Now, let’s solve the question.

As we know that the limit of a function f(x) is defined as a value, where the function reaches as the limit reaches some value. Limits are used for defining integration, integral calculus and continuity of the function.

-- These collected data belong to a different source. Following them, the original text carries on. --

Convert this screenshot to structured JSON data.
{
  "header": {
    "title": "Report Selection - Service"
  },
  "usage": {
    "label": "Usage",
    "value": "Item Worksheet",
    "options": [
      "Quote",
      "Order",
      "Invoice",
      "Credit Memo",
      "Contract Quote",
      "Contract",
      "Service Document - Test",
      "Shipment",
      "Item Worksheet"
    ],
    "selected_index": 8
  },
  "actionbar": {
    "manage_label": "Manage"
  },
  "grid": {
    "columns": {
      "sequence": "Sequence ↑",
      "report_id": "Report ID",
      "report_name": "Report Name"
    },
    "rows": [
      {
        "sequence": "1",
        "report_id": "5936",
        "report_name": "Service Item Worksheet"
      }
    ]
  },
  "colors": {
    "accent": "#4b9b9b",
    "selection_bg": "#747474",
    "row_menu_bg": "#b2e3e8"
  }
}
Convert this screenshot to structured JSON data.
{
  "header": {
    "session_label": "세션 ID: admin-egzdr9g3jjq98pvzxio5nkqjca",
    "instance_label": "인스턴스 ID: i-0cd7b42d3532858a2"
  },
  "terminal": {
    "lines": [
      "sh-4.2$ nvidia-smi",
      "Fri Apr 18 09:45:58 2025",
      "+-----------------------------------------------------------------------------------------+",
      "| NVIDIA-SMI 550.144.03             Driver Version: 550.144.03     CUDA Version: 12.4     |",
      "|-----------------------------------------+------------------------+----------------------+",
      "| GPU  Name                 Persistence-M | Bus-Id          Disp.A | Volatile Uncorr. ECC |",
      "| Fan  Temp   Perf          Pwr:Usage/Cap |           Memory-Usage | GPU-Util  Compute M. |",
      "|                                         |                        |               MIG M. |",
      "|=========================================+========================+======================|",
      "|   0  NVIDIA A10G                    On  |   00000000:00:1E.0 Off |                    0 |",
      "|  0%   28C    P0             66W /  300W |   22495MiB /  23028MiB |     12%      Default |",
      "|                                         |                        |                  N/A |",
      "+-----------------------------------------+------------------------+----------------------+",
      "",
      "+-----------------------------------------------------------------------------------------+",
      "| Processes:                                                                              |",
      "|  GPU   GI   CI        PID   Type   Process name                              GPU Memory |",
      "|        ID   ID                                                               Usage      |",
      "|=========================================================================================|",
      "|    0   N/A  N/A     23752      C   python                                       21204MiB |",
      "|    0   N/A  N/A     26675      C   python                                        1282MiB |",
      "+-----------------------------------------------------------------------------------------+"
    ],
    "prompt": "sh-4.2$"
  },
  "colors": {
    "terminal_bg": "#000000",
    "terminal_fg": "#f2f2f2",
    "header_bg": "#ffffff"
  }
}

If we assume that f(y) is a function, then the limit of the function can be represented as;

$\displaystyle \lim_{y \to c}$

This is denoted as the general expression of limit, where c is any constant value. for this question, we will use a formula for limits and exponents:

$\Rightarrow \displaystyle \lim_{x \to a}\dfrac{{{x}^{n}}-{{a}^{n}}}{x-a}=n{{a}^{n-1}}$

Now, write the given limit:

$\Rightarrow \displaystyle \lim_{x \to 1}\dfrac{{{x}^{m}}-1}{{{x}^{n}}-1}$

Multiply its numerator and denominator such that:

$\Rightarrow \displaystyle \lim_{x \to 1}\dfrac{{{x}^{m}}-1}{x-1}\times \dfrac{x-1}{{{x}^{n}}-1}$

According to the formula $\displaystyle \lim_{x \to a}\dfrac{{{x}^{n}}-{{a}^{n}}}{x-a}=n{{a}^{n-1}}$, a = 1. So, we can write:

$\Rightarrow \displaystyle \lim_{x \to 1}\dfrac{{{x}^{m}}-{{\left( 1 \right)}^{m}}}{x-1}\times \dfrac{x-1}{{{x}^{n}}-{{\left( 1 \right)}^{n}}}$

By applying formula, we will get:

$\Rightarrow m{{.1}^{m-1}}\times \dfrac{1}{n{{.1}^{n-1}}}$

Now after simplification, we will get:

$\therefore \dfrac{m}{n}$

**So, the correct answer is “Option b”.**

**Note:**Students should note that once you apply formula for limits and exponents, the limits will be removed and then the expression will be simplified. You may notice that before applying formula, we changed the expression according to the formula to be applied because if we apply any algebraic identity, it won’t work.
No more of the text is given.